Two plays into a career is a little early to establish a playwright's themes. In the case of Brian Daniels, the chief executive and artistic director of Hampstead's New End Theatre, it is even harder.
Take his first play, A Big Day for the Goldbergs, which has just opened at the New End. A bitter-sweet offering about a loving if dysfunctional Jewish family in Leeds, it is populated by two sisters and their divorced mother. One of the daughters is about to get married to a man she hopes one day to love, the other breaks free of her claustrophobic home life to work in a circus.
"I was asked to do something for the Leeds Jewish Performing Arts Festival," explains Daniels. "Originally it was a little one-hour monologue. Then it kind of grew into a two-person play about two sisters, and because I grew up in Leeds, I heard all those Leeds voices and all the neuroses of a provincial Jewish life and its ghetto mentality."

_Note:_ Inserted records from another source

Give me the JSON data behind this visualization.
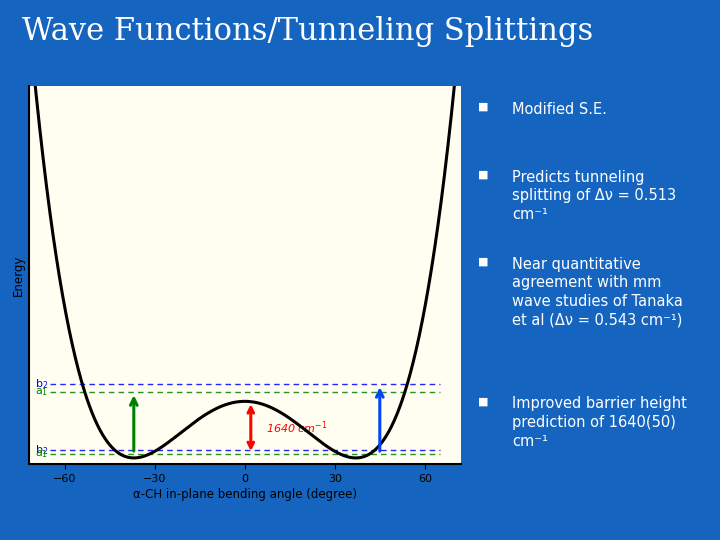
{
  "title": "Wave Functions/Tunneling Splittings",
  "title_fontsize": 22,
  "bg_color": "#1565C0",
  "panel_bg": "#FFFEF0",
  "text_color": "white",
  "bullet_points_raw": [
    [
      "Modified S.E."
    ],
    [
      "Predicts tunneling splitting of Δν = 0.513 cm",
      "-1"
    ],
    [
      "Near quantitative agreement with mm wave studies of Tanaka et al (Δν = 0.543 cm",
      "-1",
      ")"
    ],
    [
      "Improved barrier height prediction of 1640(50) cm",
      "-1"
    ]
  ],
  "xlabel": "α-CH in-plane bending angle (degree)",
  "ylabel": "Energy",
  "xticks": [
    -60,
    -30,
    0,
    30,
    60
  ],
  "barrier_label": "1640 cm",
  "barrier_label_sup": "-1"
}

Now take the second play. Where's Your Mama Gone? recently premiered at the Carriageworks Theatre in Leeds. "It is really about underclass life," says Daniels. "It's a side of life I saw when I used to accompany my dad to work. He was a tallyman. He used to go around the estates selling people goods on tick. He was selling to the very poorest people."
It is a much darker work predominantly about a pair of twins whose life is torn apart when their mother becomes the first victim of the Yorkshire Ripper.
So it is hard to imagine two plays that are more different. But Daniels, who has staged over 200 productions since he sold his employment agency business 14 years ago to become an impresario, puts his finger on a common theme.
"Both plays are about disparate family life and the strength of family relationships," he says. "And although Goldbergs is a comedy, like Where's Your Mama Gone? it has a serious underlying theme. In a way the Goldbergs are a stereotypical Jewish family, but the things that happen to them take them outside that realm of living within the Jewish circle."
And the play, which in its two-hander version did well at the Edinburgh Festival last year, has a message. "It is saying it is OK to be different," says Daniels. "They have the right to live the life they want. Even the play's Jewish matriarch has that journey from thinking she couldn't marry out to where she may have a relationship with a non-Jewish man."
It is, says Daniels, a message that is relevant to the Leeds community where Jewish life can be particularly parochial. "I have always listened to conversations within the community and you pick up what the obsessions are - about whether the children have made good marriages, and whether the marriages are within the faith and what professions the people their children have married are. It's less so in London, but when I go back to Leeds I recognise it more. A lot of people do stay within the community. I don't have a view as to whether it's a good or a bad thing."
Play number three in the Daniels canon promises to be different again. "I'm wsriting about the young men who survived the Holocaust and were transported to the Lake District," he says. In common with its two predecessors it has a strong title - From Auschwitz to Ambleside. "A title can do a lot to make people come. That's one thing I've learned all these years at the New End."